Я работаю журналистом в одной очень известной столичной газете. То есть работал. Работа эта доставляла  мне большое удовольствие – зарплата приличная и, самое главное, позволяла безнаказанно высмеивать  привычки, слабости  людей. Характер у меня такой, люблю ставить людей в неловкое положение, а потом смотреть, как они выкручиваются, краснеют, нервничают. Люблю, видите ли, и ничего с этим не поделаешь. А слухи, будто бы « из первых уст», только добавляют остроты в мои шедевры, извините, статьи, и после выхода особенно удачной работы шеф восхищённо разводит руками: «Апанди Магомедович, вы просто раздеваете людей своим острым пером!» Одним словом, работа была любимой. А почему была, я  сейчас расскажу. Всё началось с того, что в один прекрасный день вызывает  меня шеф в свой кабинет и говорит: «От наших читателей поступают письма о том, что мы мало интересуемся жизнью села. Надо бы удовлетворить желание наших селолюбов, тем более что президент объявил приоритетным направление сельского хозяйства. Я подумал и решил послать в сельскую глубинку тебя. Во-первых, ты давно не уходил в отпуск – подышишь горным воздухом, во-вторых, лучше других сможешь описать зелёную тоску сельской жизни. Да смотри, постарайся не деградировать полностью под влиянием аборигенов».
В результате этой беседы я на следующий день сидел в автобусе и ехал покорять горные вершины. На задних сиденьях вальяжно покачивались несколько студентов, которые возвращались в родные пенаты после жесточайшего сражения в виде летней сессии с единственной целью: пополнить карманы боеприпасами, т.е.  деньгами. А всю панораму спереди закрывали широкие спины двух матрон с не менее широкими сумками с ширпотребом для продажи в сёлах.

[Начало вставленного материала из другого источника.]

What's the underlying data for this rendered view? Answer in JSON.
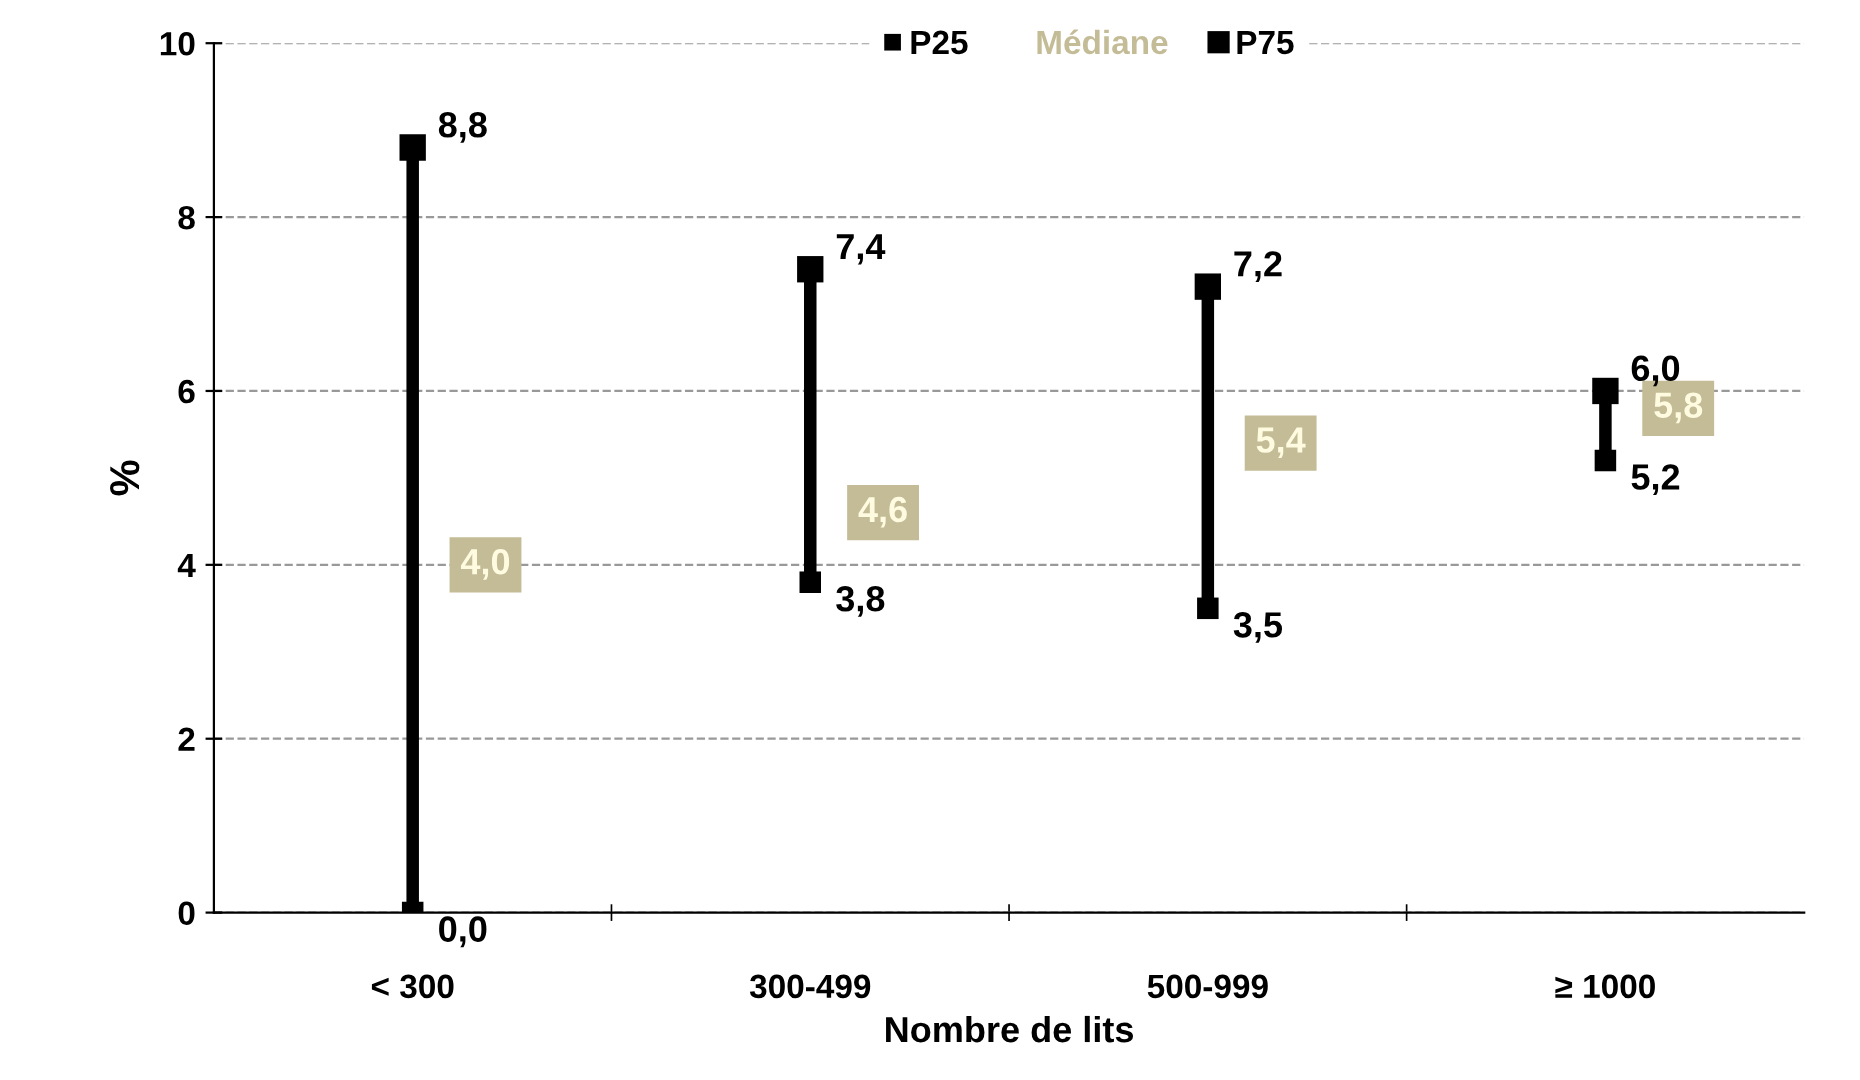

Равнинная часть дороги пролетела незаметно: под  мерное шуршание колёс  на асфальте я с интересом слушал разговоры сзади сидящих студентов, которые сводились всё время к одному -  кто из преподавателей сколько берёт ; и подслушивал сплетни впереди сидящих  бизнес леди, надеясь по приезде озадачить селян знанием их личной жизни.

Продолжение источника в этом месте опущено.